Gianni Petrucci, quando era ancora presidente del Coni scrisse una lettera all’allora ministro della salute Renato Balduzzi con
la quale, pur apprezzando le finalità del provvedimento, chiese un
giusto equilibrio “che tenesse conto in particolare delle società e
associazioni sportive dilettantistiche”. Si tratta di migliaia di
realtà, sparse su tutto il territorio che – secondo il Coni – se gravate
da oneri economici, ivi compresi quelli degli operatori in grado di
utilizzare questi defibrillatori, oggettivamente non riuscirebbero a
stare in piedi e sarebbero costrette a cessare le proprie attività o,
comunque, a evadere la previsione legislativa.
Molte società
sportive già sono dotate di defibrillatori.
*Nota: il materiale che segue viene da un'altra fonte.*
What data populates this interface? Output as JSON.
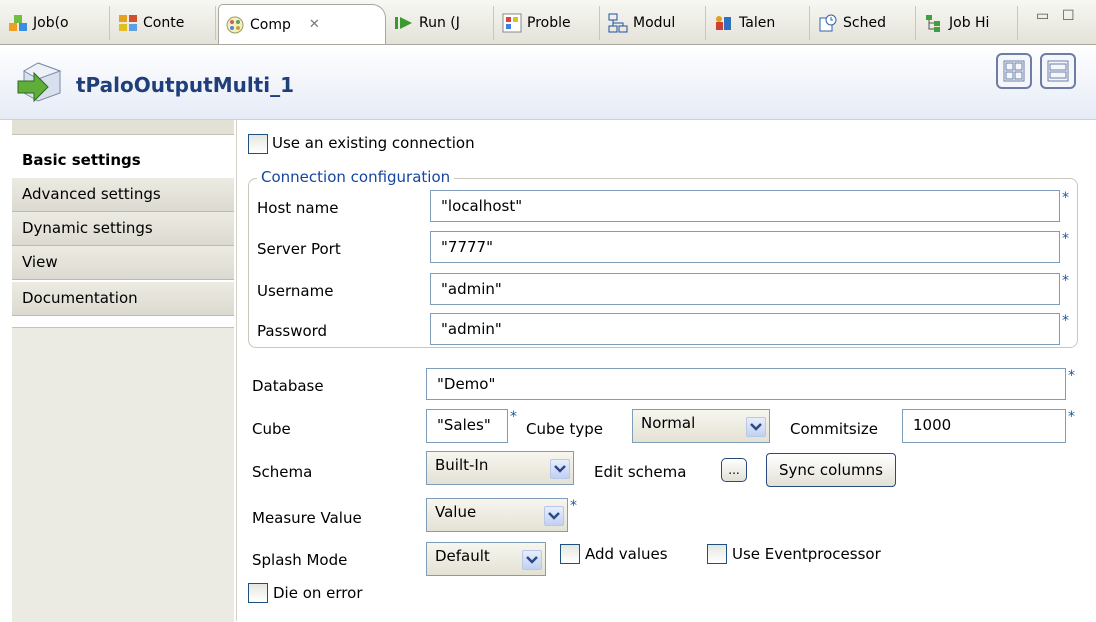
{
  "tabs": [
    {
      "label": "Job(o",
      "icon": "job-icon",
      "active": false
    },
    {
      "label": "Conte",
      "icon": "context-icon",
      "active": false
    },
    {
      "label": "Comp",
      "icon": "component-icon",
      "active": true
    },
    {
      "label": "Run (J",
      "icon": "run-icon",
      "active": false
    },
    {
      "label": "Proble",
      "icon": "problems-icon",
      "active": false
    },
    {
      "label": "Modul",
      "icon": "modules-icon",
      "active": false
    },
    {
      "label": "Talen",
      "icon": "talend-icon",
      "active": false
    },
    {
      "label": "Sched",
      "icon": "scheduler-icon",
      "active": false
    },
    {
      "label": "Job Hi",
      "icon": "job-hierarchy-icon",
      "active": false
    }
  ],
  "header": {
    "title": "tPaloOutputMulti_1",
    "icon": "palo-output-component-icon"
  },
  "nav": {
    "items": [
      {
        "label": "Basic settings"
      },
      {
        "label": "Advanced settings"
      },
      {
        "label": "Dynamic settings"
      },
      {
        "label": "View"
      },
      {
        "label": "Documentation"
      }
    ]
  },
  "form": {
    "use_existing_connection": "Use an existing connection",
    "connection_group": "Connection configuration",
    "host_label": "Host name",
    "host_value": "\"localhost\"",
    "port_label": "Server Port",
    "port_value": "\"7777\"",
    "user_label": "Username",
    "user_value": "\"admin\"",
    "password_label": "Password",
    "password_value": "\"admin\"",
    "database_label": "Database",
    "database_value": "\"Demo\"",
    "cube_label": "Cube",
    "cube_value": "\"Sales\"",
    "cube_type_label": "Cube type",
    "cube_type_value": "Normal",
    "commitsize_label": "Commitsize",
    "commitsize_value": "1000",
    "schema_label": "Schema",
    "schema_value": "Built-In",
    "edit_schema_label": "Edit schema",
    "edit_schema_button": "...",
    "sync_columns": "Sync columns",
    "measure_label": "Measure Value",
    "measure_value": "Value",
    "splash_label": "Splash Mode",
    "splash_value": "Default",
    "add_values": "Add values",
    "use_eventprocessor": "Use Eventprocessor",
    "die_on_error": "Die on error",
    "required_mark": "*"
  },
  "colors": {
    "title": "#1f3e7a",
    "group_legend": "#1646a0",
    "required": "#1b58a8"
  }
}
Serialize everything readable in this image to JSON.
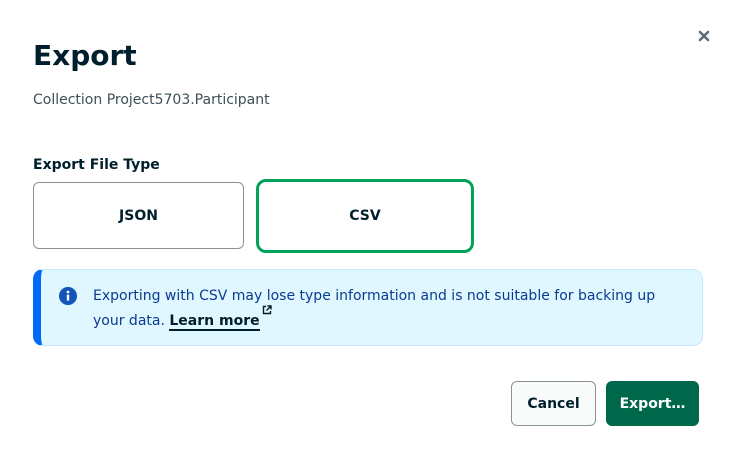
{
  "dialog": {
    "title": "Export",
    "subtitle": "Collection Project5703.Participant",
    "close_icon": "close-icon"
  },
  "file_type": {
    "label": "Export File Type",
    "options": [
      {
        "label": "JSON",
        "selected": false
      },
      {
        "label": "CSV",
        "selected": true
      }
    ]
  },
  "info_banner": {
    "icon": "info-icon",
    "message": "Exporting with CSV may lose type information and is not suitable for backing up your data.",
    "link_label": "Learn more",
    "link_icon": "external-link-icon"
  },
  "footer": {
    "cancel_label": "Cancel",
    "export_label": "Export…"
  },
  "colors": {
    "primary": "#00684a",
    "selected_border": "#00a35c",
    "banner_background": "#e1f7ff",
    "banner_accent": "#016bf8"
  }
}
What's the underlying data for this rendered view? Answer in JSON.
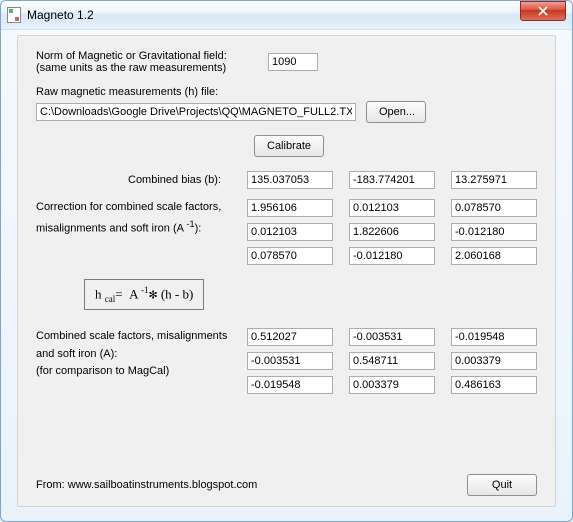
{
  "window": {
    "title": "Magneto 1.2"
  },
  "norm": {
    "label_line1": "Norm of Magnetic or Gravitational field:",
    "label_line2": "(same units as the raw measurements)",
    "value": "1090"
  },
  "file": {
    "label": "Raw magnetic measurements (h) file:",
    "path": "C:\\Downloads\\Google Drive\\Projects\\QQ\\MAGNETO_FULL2.TX",
    "open_label": "Open..."
  },
  "calibrate_label": "Calibrate",
  "bias": {
    "label": "Combined bias (b):",
    "values": [
      "135.037053",
      "-183.774201",
      "13.275971"
    ]
  },
  "ainv": {
    "label_line1": "Correction for combined scale factors,",
    "label_line2_html": "misalignments and soft iron (A <sup>-1</sup>):",
    "matrix": [
      [
        "1.956106",
        "0.012103",
        "0.078570"
      ],
      [
        "0.012103",
        "1.822606",
        "-0.012180"
      ],
      [
        "0.078570",
        "-0.012180",
        "2.060168"
      ]
    ]
  },
  "formula_html": "h <sub>cal</sub>=&nbsp;&nbsp;A <sup>-1</sup><small>✻</small> (h - b)",
  "a": {
    "label_line1": "Combined scale factors, misalignments",
    "label_line2": "and soft iron (A):",
    "label_line3": "(for comparison to MagCal)",
    "matrix": [
      [
        "0.512027",
        "-0.003531",
        "-0.019548"
      ],
      [
        "-0.003531",
        "0.548711",
        "0.003379"
      ],
      [
        "-0.019548",
        "0.003379",
        "0.486163"
      ]
    ]
  },
  "footer": {
    "from": "From: www.sailboatinstruments.blogspot.com",
    "quit_label": "Quit"
  }
}
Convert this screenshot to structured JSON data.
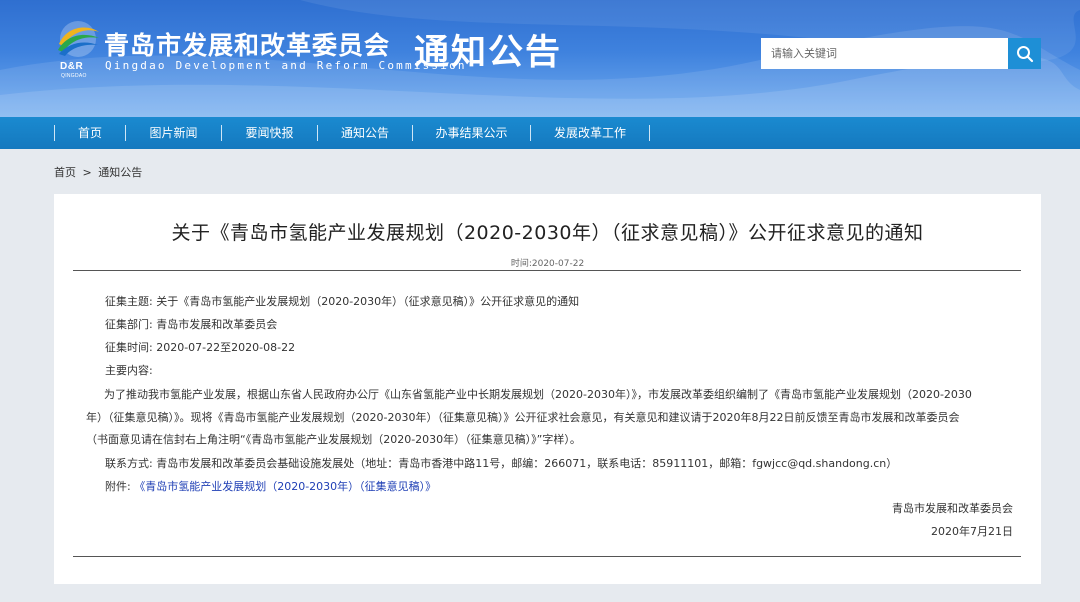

Li hanno avuti a seguito di
donazioni o come risultato di concorsi benefici. Ma il vero rischio è
che questi apparecchi stiano in un angolo a pigliar polvere, perché
nessuno è in grado di utilizzarli. Secondo l’associazione Assotutela,
che ha svolto un’indagine a carattere nazionale, condotta attraverso
interviste telefoniche su un campione di società sportive di nuoto,
calcio, equitazione, pallanuoto e pallavolo, in media circa il 4 per cento
dei responsabili delle stesse comunicano di essersi dotati di
apparecchiature salvavita come i defibrillatori, ma al tempo stesso
dichiarano la propria arretratezza sul piano della formazione di
operatori in grado di utilizzarle.
In Lombardia,
tra le regioni messe meglio, circa l’8 per cento delle società
interpellate è già dotata di defibrillatore, ma solo il 3 per cento di
queste presenta al suo interno personale che sa dove “mettere le mani”.
Percentuale simile in Piemonte e Lazio, leggermente più bassa in Veneto, Emilia Romagna, Toscana e Marche. E più si scende, più aumentano i problemi. In Calabria
solo l’1 per cento delle società è già a posto, anche se la formazione è
al 3 per cento. Mentre non c’è nessuno che è in grado di utilizzare
questo presidio in Sicilia, in Sardegna e in Campania, dove comunque la percentuale di possesso è molto bassa. “Eppure – ricorda Michel Emi Maritato,
presidente di Assotutela – in Italia, in media, ogni 19 minuti muore
una persona per un arresto cardiaco che potrebbe essere trattato
positivamente attraverso il defibrillatore. Questo nella vita di tutti i
giorni. Figuriamoci sui campi dove si svolgono attività agonistiche”.
Una norma che stabilisse l’obbligatorietà sui terreni di gioco di un
defibrillatore portatile, si era resa necessaria dopo alcune morti
clamorose. Come quella del pallavolista Vigor Bovolenta, stroncato da un arresto cardiaco il 24 marzo 2012 a Macerata, e di Piermario Morosini, deceduto a Pescara il 14 aprile 2012, durante una partita di calcio.